Le premier paramètre est évidemment le choix du ou des cépages utilisés. Durant les milliers d’années de production viti-vinicole, les paysans ont sélectionné et adapté la vigne à leurs conditions climatiques (température, précocité du printemps, vent, humidité,…) et bien sûr à leur goût. Il existe aujourd’hui près de 5000 cépages dans le monde dont près de 200 toujours cultivés en France. On associe bien souvent des arômes aux différents cépages : le gamay évoque les fruits rouges, le gewürztraminer la rose ou le litchi, la syrah le poivre… Mais un même cépage s’exprimera très différemment dans des milieux variés : une syrah australienne n’aura pas grand-chose à voir avec un Saint-Joseph, et un inconditionnel des chardonnays californiens pourrait être perplexe devant un vin de Chablis. L’environnement joue un rôle primordial, tout comme le vigneron qui peut exacerber ou modérer les expressions d’un même cépage par les choix qu’il prend dans sa vigne ou dans son chai.
La culture et la taille de vigne vont eux aussi influencer le produit final. Les vignes poussant dans des sols pauvres et bien drainés feront des vins plus fins que dans des sols riches et profonds. Les différents types de taille (en Guyot, en cordon de Royat, en gobelet…) ainsi que la hauteur de la taille et le travail du sol influenceront directement le volume de production ainsi que la concentration du jus en sucre et en aromes. C’est un peu paradoxal mais le plus souvent, moins le vigneron produit en quantité et meilleure sera la qualité.
La fermentation du jus de raisin est certainement l’étape la plus complexe et la plus déterminante dans l’élaboration d’un vin. Les levures naturellement présentes sur la peau des raisins (la pruine) prennent le dessus sur les autres microorganismes et commencent à consommer le sucre du jus de raisin le transformant en alcool et en gaz carbonique. Lors de cette fermentation, de très nombreux composés aromatiques sont produits par les levures. A l’issue de cette fermentation, le vin a déjà acquis la majeure partie son « caractère » et ses arômes principaux. Les autres opérations, la fermentation malo-lactique et l’élevage, ne feront principalement qu’affiner, adoucir, arrondir, enrichir et lier ces arômes.

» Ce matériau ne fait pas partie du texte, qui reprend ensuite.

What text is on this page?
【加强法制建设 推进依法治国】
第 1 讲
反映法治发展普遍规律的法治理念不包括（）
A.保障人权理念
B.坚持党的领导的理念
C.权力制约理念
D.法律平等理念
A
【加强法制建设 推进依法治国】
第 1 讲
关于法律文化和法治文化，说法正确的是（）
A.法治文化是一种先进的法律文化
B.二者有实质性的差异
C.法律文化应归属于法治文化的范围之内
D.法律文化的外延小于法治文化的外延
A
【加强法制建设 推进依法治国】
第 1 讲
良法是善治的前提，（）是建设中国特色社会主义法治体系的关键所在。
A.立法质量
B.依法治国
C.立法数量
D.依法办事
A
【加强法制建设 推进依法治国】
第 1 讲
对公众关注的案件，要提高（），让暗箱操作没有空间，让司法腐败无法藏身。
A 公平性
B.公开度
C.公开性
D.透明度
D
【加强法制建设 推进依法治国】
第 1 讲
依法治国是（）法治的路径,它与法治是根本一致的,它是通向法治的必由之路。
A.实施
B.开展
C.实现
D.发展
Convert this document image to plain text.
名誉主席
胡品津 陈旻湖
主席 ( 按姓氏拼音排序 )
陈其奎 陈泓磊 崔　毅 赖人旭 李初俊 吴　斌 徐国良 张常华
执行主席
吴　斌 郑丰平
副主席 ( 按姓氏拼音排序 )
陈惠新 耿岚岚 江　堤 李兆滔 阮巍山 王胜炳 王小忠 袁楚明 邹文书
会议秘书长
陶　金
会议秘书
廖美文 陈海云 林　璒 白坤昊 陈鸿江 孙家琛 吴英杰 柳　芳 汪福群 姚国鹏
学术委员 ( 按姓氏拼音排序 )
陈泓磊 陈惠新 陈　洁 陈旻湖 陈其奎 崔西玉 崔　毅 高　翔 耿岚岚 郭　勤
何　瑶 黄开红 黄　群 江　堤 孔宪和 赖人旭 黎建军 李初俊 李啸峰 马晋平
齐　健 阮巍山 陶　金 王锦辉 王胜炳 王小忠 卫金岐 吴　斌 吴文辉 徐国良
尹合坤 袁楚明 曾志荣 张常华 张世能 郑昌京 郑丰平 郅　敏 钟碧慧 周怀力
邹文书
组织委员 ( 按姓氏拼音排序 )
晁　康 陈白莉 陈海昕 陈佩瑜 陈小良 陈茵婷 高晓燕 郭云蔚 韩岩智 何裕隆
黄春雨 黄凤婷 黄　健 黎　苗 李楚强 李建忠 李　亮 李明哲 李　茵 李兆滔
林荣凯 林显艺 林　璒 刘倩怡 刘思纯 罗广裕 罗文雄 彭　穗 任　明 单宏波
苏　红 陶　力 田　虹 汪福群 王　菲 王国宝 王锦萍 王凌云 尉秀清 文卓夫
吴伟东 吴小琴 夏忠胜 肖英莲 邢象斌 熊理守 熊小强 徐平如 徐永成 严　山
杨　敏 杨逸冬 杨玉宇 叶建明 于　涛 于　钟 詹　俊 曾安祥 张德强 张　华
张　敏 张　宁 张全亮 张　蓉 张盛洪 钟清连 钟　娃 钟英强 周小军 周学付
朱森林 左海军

Les premiers chasseurs-cueilleurs du paléolithique qui récoltaient les petites baies de vigne sauvage à la fin de l’été ont inévitablement cherché à stocker et conserver, d’une façon ou d’une autre, ces baies sucrées arrivant toutes ensemble à maturité en grande quantité. Ainsi ont dû naître les premiers « vins », qui au regard des standards actuels seraient plutôt considérés comme du vinaigre.
Les archéologues s’accordent à établir que la « culture du vin » a débuté dans la période comprise en -8000 et -4000, c’est-à-dire au Néolithique, dans les montagnes du Proche-Orient. C’est dans cette région que ce fait le passage de la vigne sauvage qui se développait sur les arbres à la vigne cultivée et multipliée : vitis vinifera qui est utilisée encore aujourd’hui par nos vignerons. Des dépôts d’acide tartrique retrouvés dans des fragments de jarre, dans le nord de l’Iran, et datant de cette époque, témoignent des premières traces de « vinification » du raisin. La culture associée au vin naît aussi à cette époque avec les premières céramiques et calices à usage religieux dédiées au vin. Rapidement sa culture et sa consommation vont s’étendre dans toute la Méditerranée et le Moyen-Orient jusqu’en Chine.
Si aujourd’hui un vin « piqué », « aigre » ou « abimé » est l’exception et si nous disposons d’une très grande diversité de productions (blancs, rouges, rosés, pétillants ou tranquilles, doux, secs, cuits, liquoreux…), il n’en a pas toujours été ainsi. N’allez pas imaginer que les romains ou les égyptiens buvaient des grands crus. Ce qu’ils consommaient serait certainement jugé « imbuvable » aujourd’hui. Les vins produits étaient principalement des blancs et des rosés devant titrer entre 6° et 8° avec beaucoup de volatils et peu de couleur. On coupait d’ailleurs le vin avec de l’eau (« mettre de l’eau dans son vin ») et on y ajoutait sel, poivre, épices, miel et résines afin de le rendre meilleur et plus digeste.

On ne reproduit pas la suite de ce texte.